The Nasdaq combined composite Index fell 0.14, to 742.29, as gains in Intel Corp. and Chiron Corp. were offset by declines in Novell Inc. and MCI Communications Corp.
Trading was slow, with 237 million shares changing hands on the New York Stock Exchange, about 40 million shares shy of the daily average over the past six months. Eleven stocks fell for every nine that rose on the Big Board.
The dollar fell 0.85 yen to end at 97.80 Japanese yen, a five-week low, amid concern that little progress is being made in trade talks over Japan's $60 billion trade deficit.
A weak dollar makes imported goods more expensive for U.S. consumers, raising the specter of inflation, which erodes the value of fixed-income investments like bonds. Weakness in the currency also keeps overseas investors from buying dollar-denominated assets.
"Given the weakness in the dollar, there is very little reason for the stock market to rise," said Alan Ackerman, market strategist at Reich & Co. "The dollar is still trading down on perceived White House weakness. Should we see any strength in the dollar or any flattening out of interest rates, the market could break out of its tight trading range."

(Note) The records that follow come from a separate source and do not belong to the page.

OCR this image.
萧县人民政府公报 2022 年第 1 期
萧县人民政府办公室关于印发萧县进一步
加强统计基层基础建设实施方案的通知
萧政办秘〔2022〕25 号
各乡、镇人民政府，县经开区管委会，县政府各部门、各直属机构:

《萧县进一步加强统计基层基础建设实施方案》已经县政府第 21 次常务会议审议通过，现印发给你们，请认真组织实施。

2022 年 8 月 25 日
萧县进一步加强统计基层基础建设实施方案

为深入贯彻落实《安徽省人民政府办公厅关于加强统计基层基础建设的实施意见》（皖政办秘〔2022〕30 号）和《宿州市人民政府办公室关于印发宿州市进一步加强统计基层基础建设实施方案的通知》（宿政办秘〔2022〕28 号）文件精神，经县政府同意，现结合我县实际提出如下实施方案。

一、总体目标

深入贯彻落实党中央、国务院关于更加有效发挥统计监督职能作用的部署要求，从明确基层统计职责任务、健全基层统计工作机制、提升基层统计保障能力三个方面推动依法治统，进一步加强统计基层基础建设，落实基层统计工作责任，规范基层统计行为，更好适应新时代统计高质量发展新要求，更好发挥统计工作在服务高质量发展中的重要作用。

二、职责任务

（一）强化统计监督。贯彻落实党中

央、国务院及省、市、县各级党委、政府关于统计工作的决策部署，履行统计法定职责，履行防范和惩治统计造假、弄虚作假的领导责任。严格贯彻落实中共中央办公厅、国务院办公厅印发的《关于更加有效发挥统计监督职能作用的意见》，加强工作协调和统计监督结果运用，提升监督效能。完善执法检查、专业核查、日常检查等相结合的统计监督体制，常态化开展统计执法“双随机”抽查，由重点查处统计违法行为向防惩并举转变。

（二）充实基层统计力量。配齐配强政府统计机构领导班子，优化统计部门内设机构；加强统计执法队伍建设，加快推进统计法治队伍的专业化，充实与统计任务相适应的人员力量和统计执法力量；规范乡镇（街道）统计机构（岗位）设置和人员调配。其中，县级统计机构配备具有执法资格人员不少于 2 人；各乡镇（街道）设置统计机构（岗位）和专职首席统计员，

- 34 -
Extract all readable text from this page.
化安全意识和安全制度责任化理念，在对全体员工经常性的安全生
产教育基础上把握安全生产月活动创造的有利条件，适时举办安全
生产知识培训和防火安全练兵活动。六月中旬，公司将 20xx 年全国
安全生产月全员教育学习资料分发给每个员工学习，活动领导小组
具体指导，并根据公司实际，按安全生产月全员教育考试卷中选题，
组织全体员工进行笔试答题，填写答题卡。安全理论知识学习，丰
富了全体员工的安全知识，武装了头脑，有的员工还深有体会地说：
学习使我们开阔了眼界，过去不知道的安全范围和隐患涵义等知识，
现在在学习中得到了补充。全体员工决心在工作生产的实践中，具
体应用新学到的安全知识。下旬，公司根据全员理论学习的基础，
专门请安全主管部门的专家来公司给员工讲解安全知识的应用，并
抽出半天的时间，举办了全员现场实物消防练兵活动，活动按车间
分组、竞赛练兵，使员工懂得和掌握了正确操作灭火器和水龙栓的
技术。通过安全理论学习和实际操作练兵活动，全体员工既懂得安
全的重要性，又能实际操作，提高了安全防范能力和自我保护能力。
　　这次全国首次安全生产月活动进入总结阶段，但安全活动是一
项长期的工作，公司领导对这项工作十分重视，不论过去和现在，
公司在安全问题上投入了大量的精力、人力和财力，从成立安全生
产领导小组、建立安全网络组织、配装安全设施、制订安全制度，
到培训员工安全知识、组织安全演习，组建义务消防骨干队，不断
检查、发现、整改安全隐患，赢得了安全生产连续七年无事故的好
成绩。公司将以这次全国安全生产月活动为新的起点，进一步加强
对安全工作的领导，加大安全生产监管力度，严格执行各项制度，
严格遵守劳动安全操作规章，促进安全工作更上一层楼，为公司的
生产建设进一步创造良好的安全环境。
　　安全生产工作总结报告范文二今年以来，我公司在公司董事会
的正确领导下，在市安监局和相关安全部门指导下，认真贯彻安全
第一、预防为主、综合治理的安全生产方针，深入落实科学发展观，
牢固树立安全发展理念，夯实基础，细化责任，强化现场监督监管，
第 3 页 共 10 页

The yield on the benchmark 30 1/4 -year Treasury bond responded to the dollar's slump by rising to 7.55 percent from 7.48 percent Friday. Higher rates make stocks less attractive relative to fixed-income investments like bonds.
"We continue to be held hostage by the bond market," said Grafton Potter, research director at BancOklahoma Trust Co. He said stocks will probably trade within a narrow range until investors get a clear indication of whether the economy is slowing and the Fed is done raising rates.
Last week, the Federal Reserve raised the federal funds rate -- which banks charge each other for overnight loans -- to 4.75 percent from 4.25 percent. It also raised the discount rate, which it charges member banks for overnight loans, to 4 percent from 3.5 percent.